Although our validation cohorts showed more favourable tumour characteristics and more frequent complete cytoreductive surgery than the original cohorts of Chi and Teramukai, the KM estimates for survival were lower. This perhaps may be related to differences in chemotherapeutic treatment, age or a shorter follow-up period, resulting in more censored observations and thus higher impact of a few deaths on the 5-year KM estimates.

Noteworthy is the similar or even better performance in the general cohorts as compared with the specific cohorts, which is a positive finding that enables us to use these models in general practice.

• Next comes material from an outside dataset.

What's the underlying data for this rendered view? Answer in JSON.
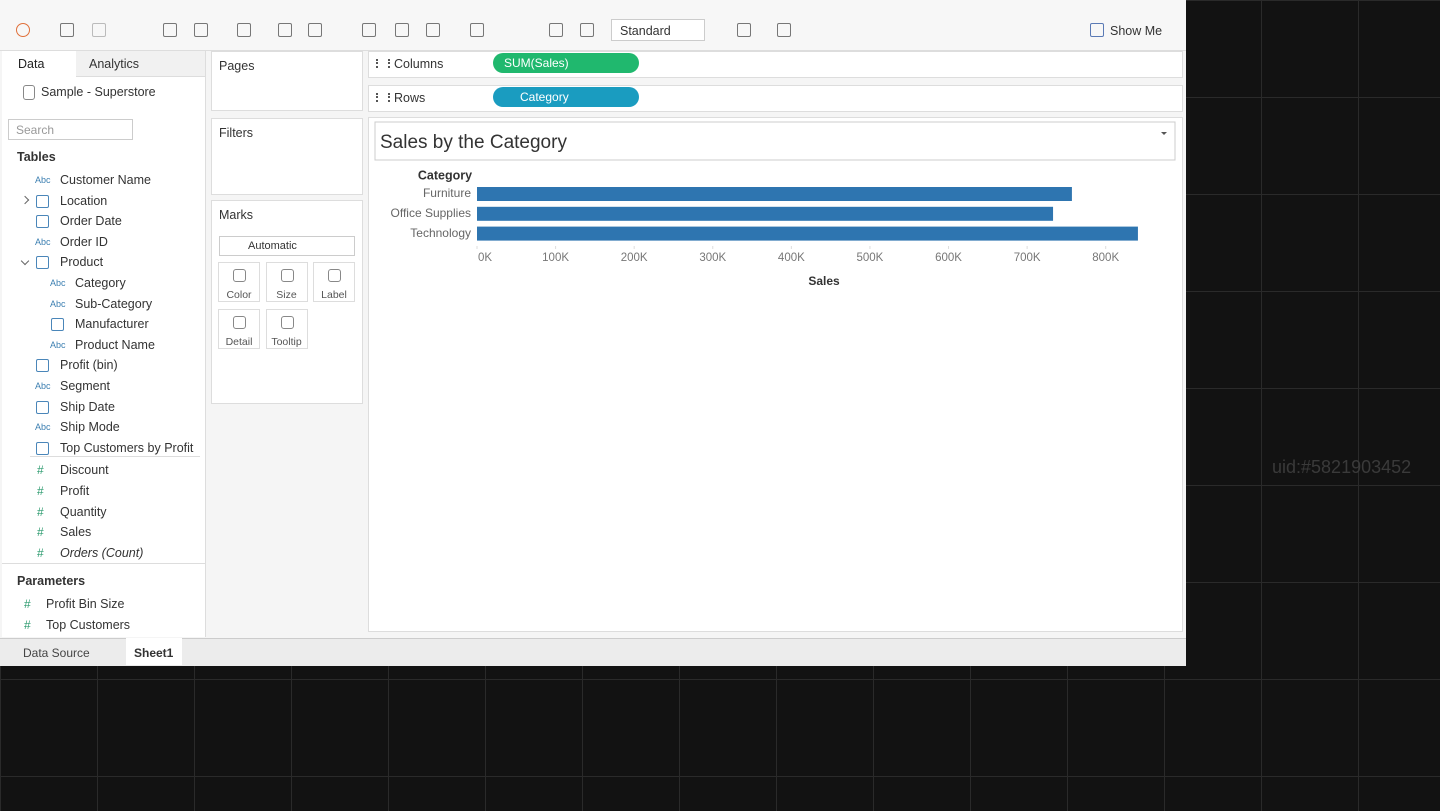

Compared with FIGO stage, the models of Chi and Teramukai showed clearly better discriminative performance. The three models systematically showed miscalibration to a greater or lesser extent. Nevertheless, all models showed good calibration after correction for differences in 5-year survival between the development and validation cohorts, and shrinkage of the effect of the predictors on survival. The near-perfect recalibration indicates that the miscalibration is a result of the lower 5-year OS probabilities in our validation cohorts, and an overfit of the prognostic models. However, these recalibrated models also need validation (Royston and Altman, 2013). Nevertheless, our results provide evidence that the prognostic models overall can perform reasonably well irrespective of tumour and treatment characteristics. Indicating one of the three models as the best model is difficult as all three models have different positive and negative properties.

To be considered useful, a prognostic model must not only show generalisability (external validation) but also clinical effectiveness. For the three validated models, an impact study can determine whether use of the model has added value, including the acceptability of the prognostic model to clinicians and ease of use (Moons et al, 2009a).

Conclusion

In this study, we externally validated three prognostic models for survival in patients with advanced-stage ovarian cancer. They all showed reasonably well accuracy, especially in comparison to FIGO stage. Impact studies, quantifying the effect of using the prognostic models on decision-making and patient outcome, are warranted.